Même si aucune décision officielle n’a été annoncée, les déclarations du chef de l’État risquent d’alimenter la méfiance de l’opposition et d’une partie de la société civile.

Depuis plusieurs mois, certains acteurs politiques redoutent qu’un débat progressif autour de la guerre, de la révision constitutionnelle ou de l’impossibilité d’organiser les élections puisse préparer le terrain à un report du calendrier électoral.

Dans ce contexte, les propos présidentiels pourraient renforcer les tensions politiques à mesure que l’échéance de 2028 se rapproche.

Plusieurs observateurs soulignent également que la question électorale pourrait devenir un nouveau front politique majeur si la situation sécuritaire dans l’Est ne connaît pas d’amélioration significative dans les prochaines années.

Au-delà des rivalités politiques, le débat soulevé par Félix Tshisekedi pose une question plus large sur les limites du fonctionnement démocratique en période de guerre.

Pour le pouvoir, organiser des élections dans des zones partiellement sous contrôle de groupes armés ou confrontées à des déplacements massifs de populations risquerait d’affaiblir la crédibilité du scrutin.

À l’inverse, des voix critiques estiment qu’un éventuel report prolongé des élections pourrait fragiliser davantage les institutions et ouvrir une nouvelle période d’incertitude politique.

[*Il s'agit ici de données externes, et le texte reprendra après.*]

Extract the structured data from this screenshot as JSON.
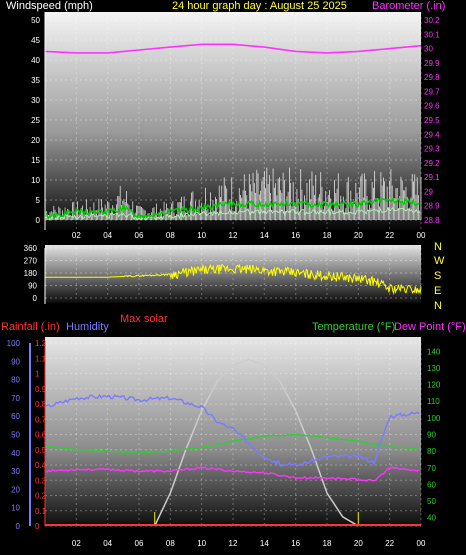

Dans un pays où les crises électorales ont souvent débouché sur des tensions majeures, l’équilibre entre stabilité sécuritaire et respect du calendrier démocratique apparaît déjà comme l’un des grands défis des années à venir.

En reliant directement l’organisation des élections de 2028 à l’évolution de la guerre dans l’Est, Félix Tshisekedi ouvre un débat institutionnel particulièrement sensible. Si le chef de l’État défend avant tout une logique sécuritaire, ses déclarations réactivent les craintes liées à un possible glissement politique dans un pays où la question électorale demeure l’un des sujets les plus explosifs de la vie publique.